Qubit Geodesics on the Bloch Sphere from Optimal-Speed Hamiltonian Evolutions

TL;DR

This paper analyzes the shortest paths (geodesics) of quantum state evolution on the Bloch sphere driven by optimal-speed Hamiltonians, exploring their geometric properties and implications for quantum dynamics.

Contribution

It provides an explicit geodesic analysis for single-qubit evolutions under Hamiltonians that achieve maximal speed between states, including geometric efficiency and phase considerations.

Findings

Identifies geodesic paths as minimal statistical length trajectories.

Verifies geodesicity through geometric efficiency and phase analysis.

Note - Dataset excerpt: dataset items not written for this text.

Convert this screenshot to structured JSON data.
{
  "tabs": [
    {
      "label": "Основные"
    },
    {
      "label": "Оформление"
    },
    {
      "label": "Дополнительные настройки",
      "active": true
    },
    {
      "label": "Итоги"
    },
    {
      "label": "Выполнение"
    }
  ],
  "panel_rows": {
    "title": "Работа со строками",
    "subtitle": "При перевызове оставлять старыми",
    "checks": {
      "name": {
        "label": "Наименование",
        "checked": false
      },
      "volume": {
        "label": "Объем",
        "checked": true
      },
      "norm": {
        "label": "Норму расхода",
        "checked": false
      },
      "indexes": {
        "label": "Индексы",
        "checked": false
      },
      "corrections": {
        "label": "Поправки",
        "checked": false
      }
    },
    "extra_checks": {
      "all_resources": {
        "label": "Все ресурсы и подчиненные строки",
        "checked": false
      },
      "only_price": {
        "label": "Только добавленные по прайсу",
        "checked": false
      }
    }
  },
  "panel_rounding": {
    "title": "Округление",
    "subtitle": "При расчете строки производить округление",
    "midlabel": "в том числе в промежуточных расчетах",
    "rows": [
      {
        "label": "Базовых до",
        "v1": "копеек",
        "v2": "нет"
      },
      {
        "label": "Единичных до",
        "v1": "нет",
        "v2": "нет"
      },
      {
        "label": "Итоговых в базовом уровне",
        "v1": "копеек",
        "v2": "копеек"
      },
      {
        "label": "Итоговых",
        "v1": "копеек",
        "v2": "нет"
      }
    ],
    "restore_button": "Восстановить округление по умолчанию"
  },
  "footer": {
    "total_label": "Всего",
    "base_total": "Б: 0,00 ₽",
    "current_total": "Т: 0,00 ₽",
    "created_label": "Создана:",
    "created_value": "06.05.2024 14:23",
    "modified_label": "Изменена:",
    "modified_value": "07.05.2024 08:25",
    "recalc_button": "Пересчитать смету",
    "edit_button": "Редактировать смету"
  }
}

Discusses challenges in extending to open quantum systems.

Abstract

In the geometry of quantum evolutions, a geodesic path is viewed as a path of minimal statistical length connecting two pure quantum states along which the maximal number of statistically distinguishable states is minimum. In this paper, we present an explicit geodesic analysis of the dynamical trajectories that emerge from the quantum evolution of a single-qubit quantum state. The evolution is governed by an Hermitian Hamiltonian operator that achieves the fastest possible unitary evolution between given initial and final pure states. Furthermore, in addition to viewing geodesics in ray space as paths of minimal length, we also verify the geodesicity of paths in terms of unit geometric efficiency and vanishing geometric phase. Finally, based on our analysis, we briefly address the main hurdles in moving to the geometry of quantum evolutions for open quantum systems in mixed quantum states.